TKG+, Taipei 6 May – 25 June
Chia-En Jao’s latest solo exhibition comprises three works, including Taxi (2016), a work commissioned by the Guggenheim Museum in New York, in which the Taiwanese artist asks Taipei taxi drivers to take him to various locations of historical significance – for instance, the Chiang Kai-Shek Memorial Hall – while he steers their conversations towards politics. Sometimes the artist is lucky and has a productive dialogue; at other times he is given the cold shoulder. The resulting video looks like a ‘hidden camera’ documentary, revealing the personal memories and ideas of different characters; together these conversations constitute a parallel narrative to the ‘standard’ interpretation of local history. There are also moments in the video when the drivers start to comment on the political and social situation of Taiwan today: one of them vividly recounts his experience with the newly rich tourists from mainland China, through which one can easily sense a mixed feeling regarding cross-Strait relations in Taiwanese society. Like Jao’s previous work REM Sleep (2011, not on show here), in which he invited immigrant workers from Southeast Asia to narrate their dreams in front of the camera, Taxi is a work based on individual voices and a methodology that has become something of a signature for the artist.
The screen showing Counterclockwise (2017) actually moves counterclockwise: attached to a motorised arm, the projection rotates 360 degrees each hour, transforming a temporal experience into one that, for the audience, is spatial as well. Unsurprisingly, the video itself talks about time, or more precisely, the loss of time. The artist deploys only silent footage to trace the historical backdrop around the 2015 reconstruction of the Kusukusu Jiniya Shinto shrine in Kus Kus Village, Taiwan. The whole story began in 1871, when a group of shipwrecked Ryukyuan sailors were murdered by Paiwan aborigines near the southwestern tip of Taiwan, in what is known as the Mudan incident, and which gave the Japanese an excuse to later send troops to Taiwan. In the video, we can see the Kusukusu Jiniya Shinto shrine on the mountain’s summit pointing towards Padriyiur Bay, where the Ryukyuan ship foundered, with flashes of light emitting Morse code far away from the bay, giving names and basic records of survivors of the Mudan incident. The images look calm and poetic, in contrast to the violent and sad stories concealed in the landscape. The reconstruction of the shrine also invokes controversial responses, reflecting different interpretations of this symbolic architecture in Taiwan.
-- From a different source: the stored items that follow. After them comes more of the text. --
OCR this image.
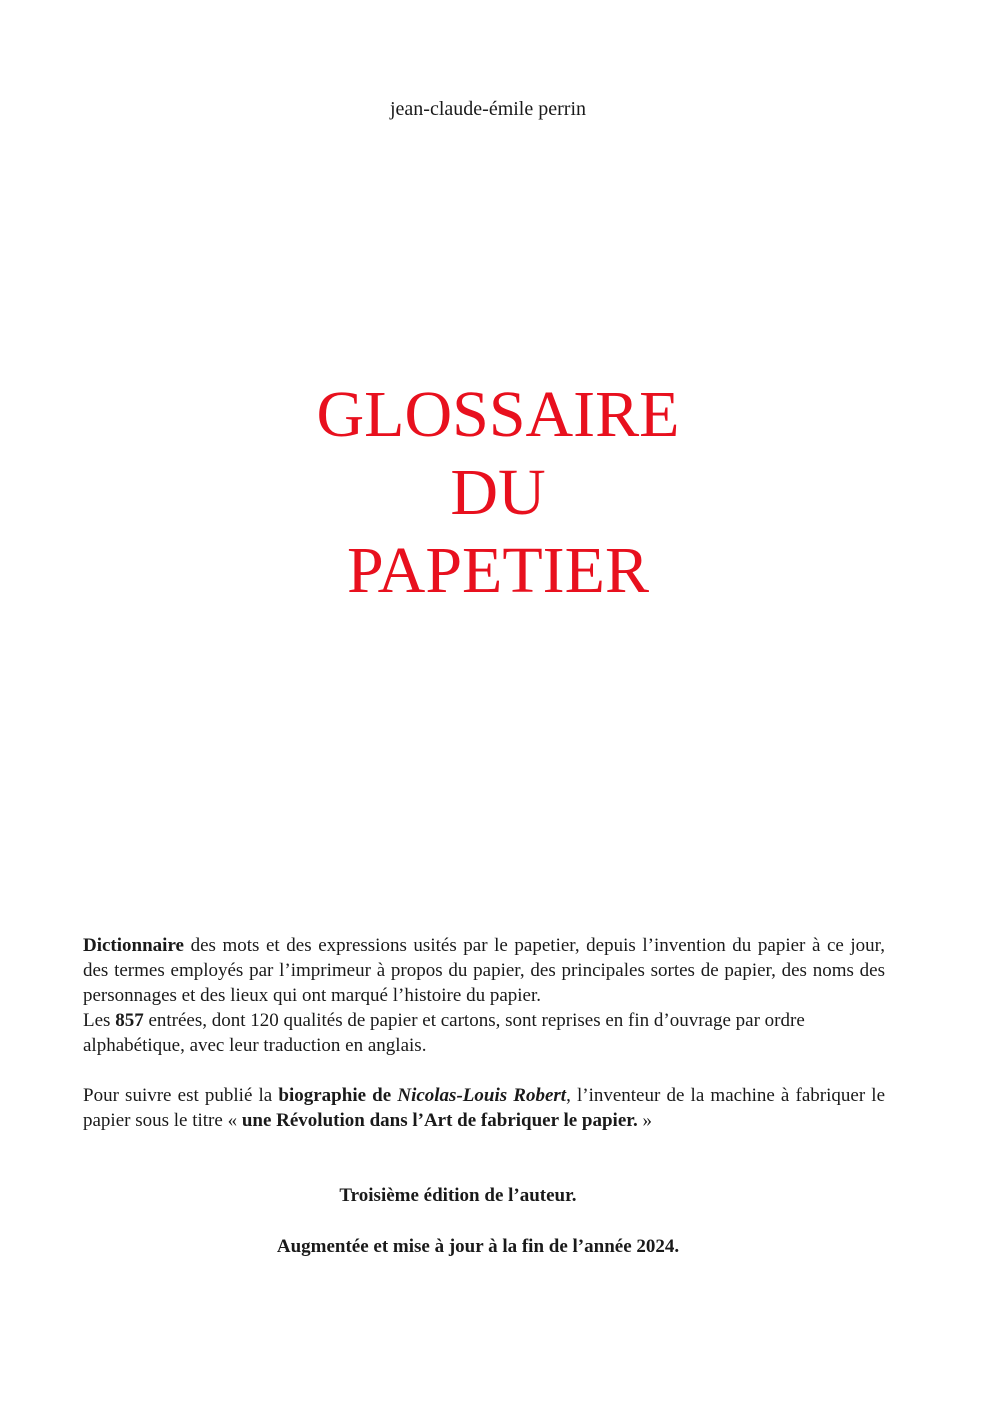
jean-claude-émile perrin
GLOSSAIRE
DU
PAPETIER
Dictionnaire des mots et des expressions usités par le papetier, depuis l’invention du papier à ce jour, des termes employés par l’imprimeur à propos du papier, des principales sortes de papier, des noms des personnages et des lieux qui ont marqué l’histoire du papier.
Les 857 entrées, dont 120 qualités de papier et cartons, sont reprises en fin d’ouvrage par ordre alphabétique, avec leur traduction en anglais.
Pour suivre est publié la biographie de Nicolas-Louis Robert, l’inventeur de la machine à fabriquer le papier sous le titre « une Révolution dans l’Art de fabriquer le papier. »
Troisième édition de l’auteur.
Augmentée et mise à jour à la fin de l’année 2024.
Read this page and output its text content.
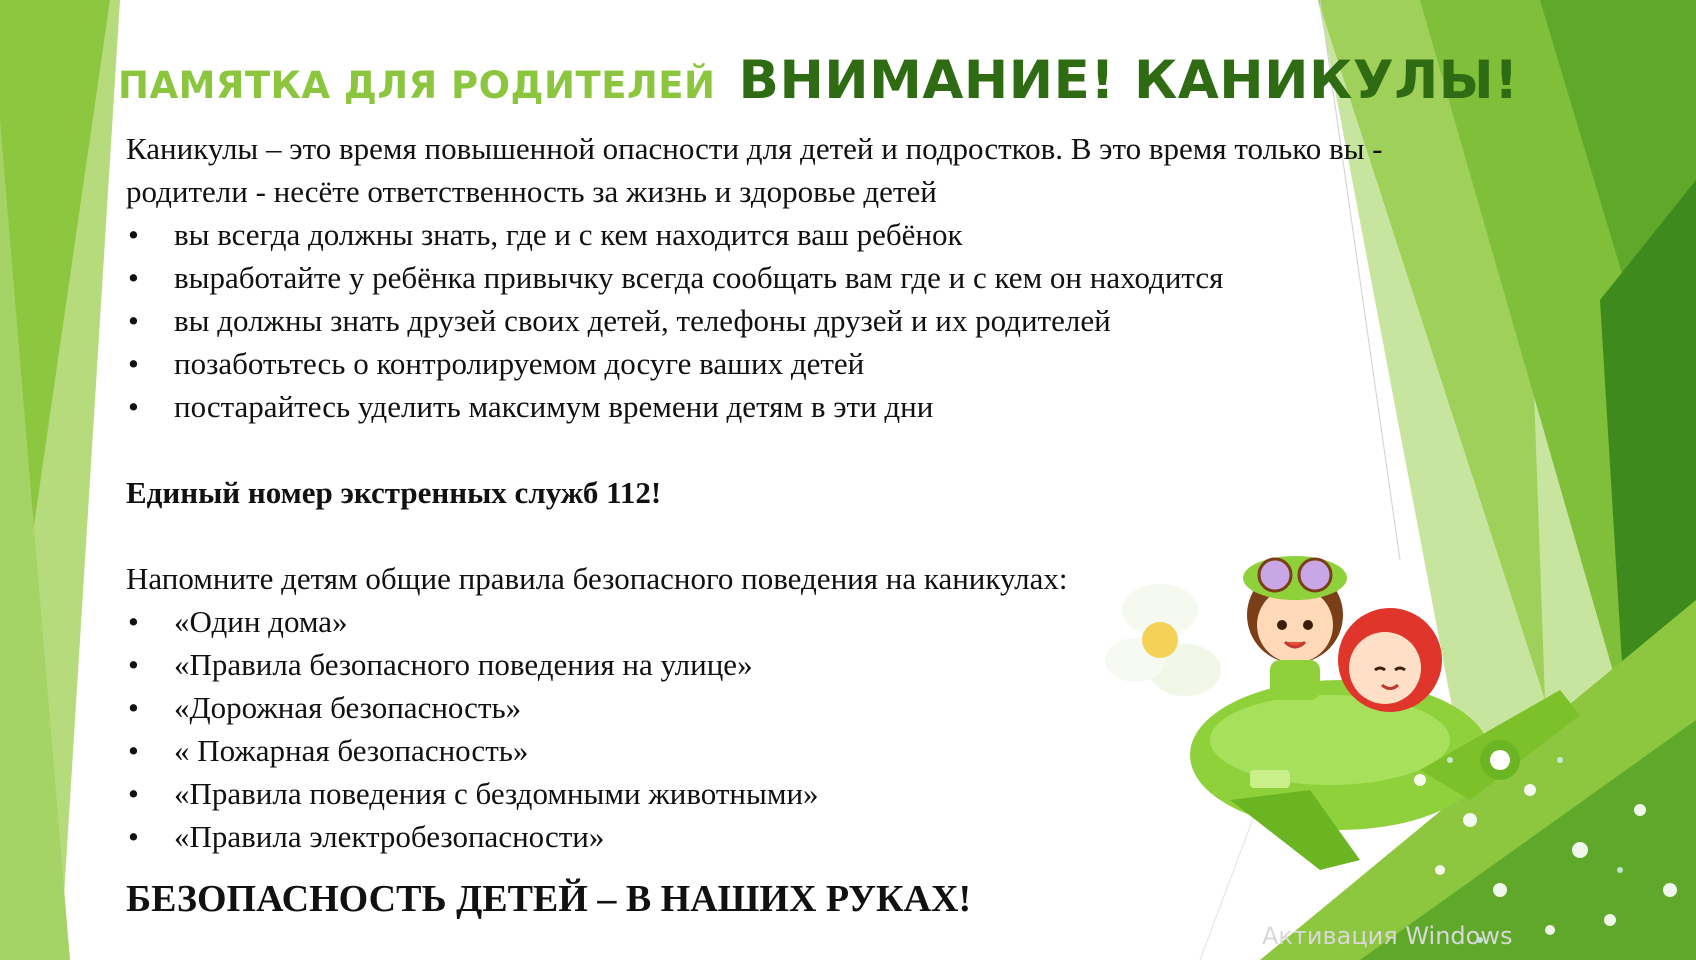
ПАМЯТКА ДЛЯ РОДИТЕЛЕЙ ВНИМАНИЕ! КАНИКУЛЫ!

Каникулы – это время повышенной опасности для детей и подростков. В это время только вы - родители - несёте ответственность за жизнь и здоровье детей

• вы всегда должны знать, где и с кем находится ваш ребёнок
• выработайте у ребёнка привычку всегда сообщать вам где и с кем он находится
• вы должны знать друзей своих детей, телефоны друзей и их родителей
• позаботьтесь о контролируемом досуге ваших детей
• постарайтесь уделить максимум времени детям в эти дни

Единый номер экстренных служб 112!

Напомните детям общие правила безопасного поведения на каникулах:

• «Один дома»
• «Правила безопасного поведения на улице»
• «Дорожная безопасность»
• « Пожарная безопасность»
• «Правила поведения с бездомными животными»
• «Правила электробезопасности»

БЕЗОПАСНОСТЬ ДЕТЕЙ – В НАШИХ РУКАХ!

Активация Windows
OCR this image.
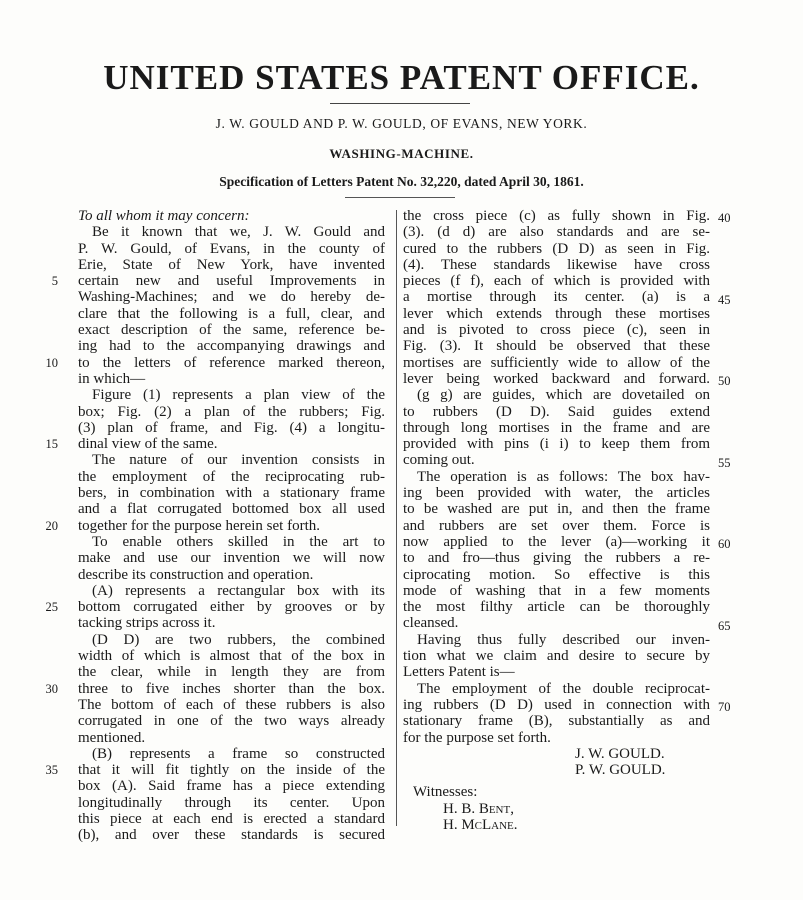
UNITED STATES PATENT OFFICE.
J. W. GOULD AND P. W. GOULD, OF EVANS, NEW YORK.
WASHING-MACHINE.
Specification of Letters Patent No. 32,220, dated April 30, 1861.
To all whom it may concern:
Be it known that we, J. W. Gould and
P. W. Gould, of Evans, in the county of
Erie, State of New York, have invented
certain new and useful Improvements in
Washing-Machines; and we do hereby de-
clare that the following is a full, clear, and
exact description of the same, reference be-
ing had to the accompanying drawings and
to the letters of reference marked thereon,
in which—
Figure (1) represents a plan view of the
box; Fig. (2) a plan of the rubbers; Fig.
(3) plan of frame, and Fig. (4) a longitu-
dinal view of the same.
The nature of our invention consists in
the employment of the reciprocating rub-
bers, in combination with a stationary frame
and a flat corrugated bottomed box all used
together for the purpose herein set forth.
To enable others skilled in the art to
make and use our invention we will now
describe its construction and operation.
(A) represents a rectangular box with its
bottom corrugated either by grooves or by
tacking strips across it.
(D D) are two rubbers, the combined
width of which is almost that of the box in
the clear, while in length they are from
three to five inches shorter than the box.
The bottom of each of these rubbers is also
corrugated in one of the two ways already
mentioned.
(B) represents a frame so constructed
that it will fit tightly on the inside of the
box (A). Said frame has a piece extending
longitudinally through its center. Upon
this piece at each end is erected a standard
(b), and over these standards is secured
the cross piece (c) as fully shown in Fig.
(3). (d d) are also standards and are se-
cured to the rubbers (D D) as seen in Fig.
(4). These standards likewise have cross
pieces (f f), each of which is provided with
a mortise through its center. (a) is a
lever which extends through these mortises
and is pivoted to cross piece (c), seen in
Fig. (3). It should be observed that these
mortises are sufficiently wide to allow of the
lever being worked backward and forward.
(g g) are guides, which are dovetailed on
to rubbers (D D). Said guides extend
through long mortises in the frame and are
provided with pins (i i) to keep them from
coming out.
The operation is as follows: The box hav-
ing been provided with water, the articles
to be washed are put in, and then the frame
and rubbers are set over them. Force is
now applied to the lever (a)—working it
to and fro—thus giving the rubbers a re-
ciprocating motion. So effective is this
mode of washing that in a few moments
the most filthy article can be thoroughly
cleansed.
Having thus fully described our inven-
tion what we claim and desire to secure by
Letters Patent is—
The employment of the double reciprocat-
ing rubbers (D D) used in connection with
stationary frame (B), substantially as and
for the purpose set forth.
J. W. GOULD.
P. W. GOULD.
Witnesses:
H. B. Bent,
H. McLane.
5
10
15
20
25
30
35
40
45
50
55
60
65
70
More symbols and icons can be seen in the A Question of Balance series (2017), which comprises 11 watercolours, each depicting a shirtless man balancing a long carrying pole across his shoulders. Strung on either end of the pole are images related to local history and beyond. The long individual titles of these watercolours offer descriptions of the unusual loads, for example American cartoon in 1882 depicting John Bull as octopus; Skull in Egyptologist George Gliddon and Surgeon Josiah Nott’s Types of Mankind (1854): Fig. 344 Young Chimpanzee; detail of 1910 British- Japanese exhibition poster; woodcut print by Huang Rong-Can: Children in Hunger; Karl Marx monument in Chemnitz, Germany, designed by Lev Kerbel. It is not easy to figure out all the details about the artist’s arrangement of these visual elements, but here viewers are invited to produce their own narratives following the artist’s cues. Like the drivers in Taxi.